In holding that the decision to refuse VE was an irrational one, and a conclusion which no tribunal properly directing itself on the unchallenged evidence could have arrived at, HHJ Wood QC stated that
‘I am quite sure that this panel was doing its very best in a difficult situation to ensure that serious allegations I which the potentially avoidable death of two young children were implicated would be properly ventilated in a fitness to practise hearing, and that the public interest was a strong and compelling one. However, it was not overwhelming….the doctor’s health considerations were even more compelling, especially where there was an identifiable risk of suicide or serious self-harm. 

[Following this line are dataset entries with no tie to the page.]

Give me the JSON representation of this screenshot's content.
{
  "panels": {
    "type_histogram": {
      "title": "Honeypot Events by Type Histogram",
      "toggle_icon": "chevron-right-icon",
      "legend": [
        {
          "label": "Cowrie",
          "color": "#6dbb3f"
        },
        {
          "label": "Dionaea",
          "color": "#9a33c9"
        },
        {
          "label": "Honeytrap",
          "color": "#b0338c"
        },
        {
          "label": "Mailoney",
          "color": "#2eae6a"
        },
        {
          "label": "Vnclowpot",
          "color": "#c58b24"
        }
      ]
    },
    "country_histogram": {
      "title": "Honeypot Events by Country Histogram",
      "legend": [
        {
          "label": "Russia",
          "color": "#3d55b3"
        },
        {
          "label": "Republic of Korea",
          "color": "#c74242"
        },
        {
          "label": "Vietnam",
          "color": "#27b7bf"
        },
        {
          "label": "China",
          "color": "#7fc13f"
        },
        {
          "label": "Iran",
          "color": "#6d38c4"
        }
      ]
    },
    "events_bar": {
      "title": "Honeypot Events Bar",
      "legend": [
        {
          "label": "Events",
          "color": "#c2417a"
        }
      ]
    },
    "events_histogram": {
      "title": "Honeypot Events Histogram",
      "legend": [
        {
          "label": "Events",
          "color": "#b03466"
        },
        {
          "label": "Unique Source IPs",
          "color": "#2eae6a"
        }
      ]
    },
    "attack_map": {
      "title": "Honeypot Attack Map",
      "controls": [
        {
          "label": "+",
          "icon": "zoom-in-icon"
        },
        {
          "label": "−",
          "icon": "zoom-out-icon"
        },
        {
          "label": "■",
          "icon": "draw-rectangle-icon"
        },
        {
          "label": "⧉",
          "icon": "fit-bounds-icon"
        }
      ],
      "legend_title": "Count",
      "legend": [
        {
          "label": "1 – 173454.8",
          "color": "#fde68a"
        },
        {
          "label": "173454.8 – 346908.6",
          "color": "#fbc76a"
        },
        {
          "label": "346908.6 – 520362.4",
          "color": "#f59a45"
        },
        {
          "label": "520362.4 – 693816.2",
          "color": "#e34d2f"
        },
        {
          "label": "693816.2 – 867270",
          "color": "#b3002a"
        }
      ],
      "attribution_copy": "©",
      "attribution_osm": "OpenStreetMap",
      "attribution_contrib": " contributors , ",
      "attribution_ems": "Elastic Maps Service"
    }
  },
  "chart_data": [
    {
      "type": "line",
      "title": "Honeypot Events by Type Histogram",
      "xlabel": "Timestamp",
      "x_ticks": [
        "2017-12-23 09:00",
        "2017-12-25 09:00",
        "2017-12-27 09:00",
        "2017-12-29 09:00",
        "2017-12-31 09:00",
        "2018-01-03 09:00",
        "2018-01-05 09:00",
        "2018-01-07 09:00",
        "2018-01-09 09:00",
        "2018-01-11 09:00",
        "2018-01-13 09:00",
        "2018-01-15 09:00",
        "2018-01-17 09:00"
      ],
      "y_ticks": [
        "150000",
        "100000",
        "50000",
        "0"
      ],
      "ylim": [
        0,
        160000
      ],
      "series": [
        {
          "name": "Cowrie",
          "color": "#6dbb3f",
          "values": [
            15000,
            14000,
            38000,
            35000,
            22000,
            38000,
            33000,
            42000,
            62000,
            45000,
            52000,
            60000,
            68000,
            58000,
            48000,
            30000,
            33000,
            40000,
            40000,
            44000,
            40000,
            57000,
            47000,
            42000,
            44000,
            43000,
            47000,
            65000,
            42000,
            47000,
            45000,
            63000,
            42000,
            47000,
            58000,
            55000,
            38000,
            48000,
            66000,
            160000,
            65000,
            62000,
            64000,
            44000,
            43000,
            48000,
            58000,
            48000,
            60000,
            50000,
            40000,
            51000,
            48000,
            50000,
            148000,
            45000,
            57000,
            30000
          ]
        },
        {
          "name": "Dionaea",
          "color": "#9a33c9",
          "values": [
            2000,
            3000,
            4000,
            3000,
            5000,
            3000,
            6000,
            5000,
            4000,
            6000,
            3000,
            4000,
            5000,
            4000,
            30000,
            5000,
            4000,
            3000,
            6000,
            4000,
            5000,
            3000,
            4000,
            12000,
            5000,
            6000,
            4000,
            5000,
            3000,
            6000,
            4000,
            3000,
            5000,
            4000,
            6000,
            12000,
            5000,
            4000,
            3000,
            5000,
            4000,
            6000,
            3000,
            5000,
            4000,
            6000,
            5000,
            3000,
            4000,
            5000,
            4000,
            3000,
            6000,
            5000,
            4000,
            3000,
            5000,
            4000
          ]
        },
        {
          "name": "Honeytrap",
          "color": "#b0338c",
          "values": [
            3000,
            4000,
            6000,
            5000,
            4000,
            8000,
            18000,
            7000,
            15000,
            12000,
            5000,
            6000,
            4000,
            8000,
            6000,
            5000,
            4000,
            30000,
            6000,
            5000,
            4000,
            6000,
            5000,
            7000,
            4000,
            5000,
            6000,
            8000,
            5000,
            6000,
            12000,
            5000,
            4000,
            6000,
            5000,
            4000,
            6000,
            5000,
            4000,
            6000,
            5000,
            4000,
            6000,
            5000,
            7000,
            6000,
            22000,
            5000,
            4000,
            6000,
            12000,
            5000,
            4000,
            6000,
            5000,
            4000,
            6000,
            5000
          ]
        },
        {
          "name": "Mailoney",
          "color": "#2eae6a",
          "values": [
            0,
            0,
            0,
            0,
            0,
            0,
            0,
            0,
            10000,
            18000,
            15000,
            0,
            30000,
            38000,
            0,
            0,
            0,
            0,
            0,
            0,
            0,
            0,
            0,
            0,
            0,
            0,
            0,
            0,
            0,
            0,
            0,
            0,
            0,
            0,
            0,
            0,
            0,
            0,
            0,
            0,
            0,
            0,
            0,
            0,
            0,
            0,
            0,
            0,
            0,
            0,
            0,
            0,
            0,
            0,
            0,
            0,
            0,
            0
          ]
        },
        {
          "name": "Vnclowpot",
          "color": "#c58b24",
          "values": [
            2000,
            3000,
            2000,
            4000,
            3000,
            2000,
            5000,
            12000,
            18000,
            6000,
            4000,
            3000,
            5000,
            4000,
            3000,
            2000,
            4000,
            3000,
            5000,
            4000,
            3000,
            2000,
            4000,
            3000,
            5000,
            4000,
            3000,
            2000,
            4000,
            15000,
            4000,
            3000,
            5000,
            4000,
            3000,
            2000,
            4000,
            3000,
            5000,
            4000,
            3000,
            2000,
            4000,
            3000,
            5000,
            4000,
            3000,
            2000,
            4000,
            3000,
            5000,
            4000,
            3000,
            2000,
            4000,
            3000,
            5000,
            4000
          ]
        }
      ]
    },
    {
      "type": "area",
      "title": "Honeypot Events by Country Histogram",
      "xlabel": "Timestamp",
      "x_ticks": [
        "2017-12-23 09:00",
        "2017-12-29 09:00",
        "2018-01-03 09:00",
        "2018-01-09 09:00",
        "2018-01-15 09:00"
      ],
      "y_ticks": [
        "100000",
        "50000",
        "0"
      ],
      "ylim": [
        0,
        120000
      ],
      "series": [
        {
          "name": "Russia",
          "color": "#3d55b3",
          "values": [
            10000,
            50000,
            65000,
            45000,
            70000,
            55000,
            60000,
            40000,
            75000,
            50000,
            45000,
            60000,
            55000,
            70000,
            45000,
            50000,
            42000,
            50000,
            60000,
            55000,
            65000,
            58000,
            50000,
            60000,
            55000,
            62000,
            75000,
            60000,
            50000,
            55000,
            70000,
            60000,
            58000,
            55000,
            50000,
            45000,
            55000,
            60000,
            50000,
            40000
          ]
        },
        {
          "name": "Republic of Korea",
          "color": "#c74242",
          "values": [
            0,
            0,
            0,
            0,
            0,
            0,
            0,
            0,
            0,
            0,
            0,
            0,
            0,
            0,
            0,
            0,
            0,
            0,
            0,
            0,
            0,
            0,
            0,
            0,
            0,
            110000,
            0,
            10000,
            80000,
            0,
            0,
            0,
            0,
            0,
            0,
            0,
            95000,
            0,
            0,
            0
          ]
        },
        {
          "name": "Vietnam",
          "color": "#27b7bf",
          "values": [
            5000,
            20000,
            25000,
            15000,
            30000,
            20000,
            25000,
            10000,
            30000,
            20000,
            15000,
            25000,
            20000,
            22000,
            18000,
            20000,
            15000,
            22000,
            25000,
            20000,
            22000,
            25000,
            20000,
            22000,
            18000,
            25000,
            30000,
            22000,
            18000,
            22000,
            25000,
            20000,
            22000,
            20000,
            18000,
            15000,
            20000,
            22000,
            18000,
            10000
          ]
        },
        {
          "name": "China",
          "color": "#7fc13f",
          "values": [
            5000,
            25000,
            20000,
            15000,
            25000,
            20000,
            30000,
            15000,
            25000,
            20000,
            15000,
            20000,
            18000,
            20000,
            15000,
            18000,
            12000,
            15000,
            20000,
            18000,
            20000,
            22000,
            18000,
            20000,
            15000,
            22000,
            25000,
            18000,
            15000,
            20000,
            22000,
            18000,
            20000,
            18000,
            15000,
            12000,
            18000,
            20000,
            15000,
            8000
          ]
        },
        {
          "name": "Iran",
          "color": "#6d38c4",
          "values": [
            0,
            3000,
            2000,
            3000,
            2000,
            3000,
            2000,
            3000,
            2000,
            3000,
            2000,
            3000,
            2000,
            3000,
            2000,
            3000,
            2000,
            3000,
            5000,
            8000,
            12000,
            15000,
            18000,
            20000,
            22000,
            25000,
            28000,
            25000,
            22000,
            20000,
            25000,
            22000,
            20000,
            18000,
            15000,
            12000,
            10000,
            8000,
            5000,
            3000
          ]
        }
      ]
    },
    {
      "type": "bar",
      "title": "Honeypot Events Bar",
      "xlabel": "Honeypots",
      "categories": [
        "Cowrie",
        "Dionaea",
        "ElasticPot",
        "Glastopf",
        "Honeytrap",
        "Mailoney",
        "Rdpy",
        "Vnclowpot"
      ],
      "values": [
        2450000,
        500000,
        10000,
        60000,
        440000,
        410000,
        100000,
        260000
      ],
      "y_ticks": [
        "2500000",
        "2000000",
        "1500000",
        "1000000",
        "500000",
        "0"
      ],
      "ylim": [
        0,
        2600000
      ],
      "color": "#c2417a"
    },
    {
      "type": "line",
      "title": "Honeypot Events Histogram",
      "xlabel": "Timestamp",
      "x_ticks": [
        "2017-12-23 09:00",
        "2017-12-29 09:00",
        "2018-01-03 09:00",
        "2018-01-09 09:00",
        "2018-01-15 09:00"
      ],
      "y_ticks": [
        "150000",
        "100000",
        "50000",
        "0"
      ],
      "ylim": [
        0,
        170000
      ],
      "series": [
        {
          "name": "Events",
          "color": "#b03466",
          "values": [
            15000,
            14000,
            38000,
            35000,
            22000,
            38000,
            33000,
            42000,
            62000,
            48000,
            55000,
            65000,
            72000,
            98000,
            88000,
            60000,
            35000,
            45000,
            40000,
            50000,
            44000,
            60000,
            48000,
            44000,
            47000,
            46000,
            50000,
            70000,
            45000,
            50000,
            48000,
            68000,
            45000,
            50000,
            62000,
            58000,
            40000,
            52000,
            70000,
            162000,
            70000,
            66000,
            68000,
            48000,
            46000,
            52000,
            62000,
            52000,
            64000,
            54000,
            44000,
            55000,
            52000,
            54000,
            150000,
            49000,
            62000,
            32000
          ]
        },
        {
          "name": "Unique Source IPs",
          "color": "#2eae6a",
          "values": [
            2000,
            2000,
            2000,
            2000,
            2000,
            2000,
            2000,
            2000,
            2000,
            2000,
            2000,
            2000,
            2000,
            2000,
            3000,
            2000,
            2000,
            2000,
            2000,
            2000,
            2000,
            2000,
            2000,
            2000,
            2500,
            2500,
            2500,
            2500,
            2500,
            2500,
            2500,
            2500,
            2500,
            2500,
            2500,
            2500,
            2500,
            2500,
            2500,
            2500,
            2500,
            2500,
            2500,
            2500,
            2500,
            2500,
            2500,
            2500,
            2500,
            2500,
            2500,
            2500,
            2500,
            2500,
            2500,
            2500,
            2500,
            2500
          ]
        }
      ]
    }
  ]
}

Further, it was held that the decision not to stay the proceedings was irrational. There was a ‘considerable layer of unfairness’ established on the part of the doctor if the matter were to proceed in his absence. He would not be able to provide meaningful input to his legal team. The Court distinguished Varma, which it was said was ‘a wholly different situation’, where the doctors inability to participate was at best ‘equivocal’. The concession made by counsel for the GMC that it would not proceed to an FTP hearing in the absence of the practitioner at some stage in the future, was significant.
The FTPP had failed to identify ways in which fairness could still be achieved and compliance with Article 6 ensured.
The panel’s decision in relation to both VE and the stay application was quashed.
A helpful case, which assists practitioners and FTP panels with the frequently finely balanced decision that is required when a health professional seeks to voluntarily remove their name from the register for health reasons. Although such decisions will always turn on their own facts, the Court will intervene where the panel take account of irrelevant considerations.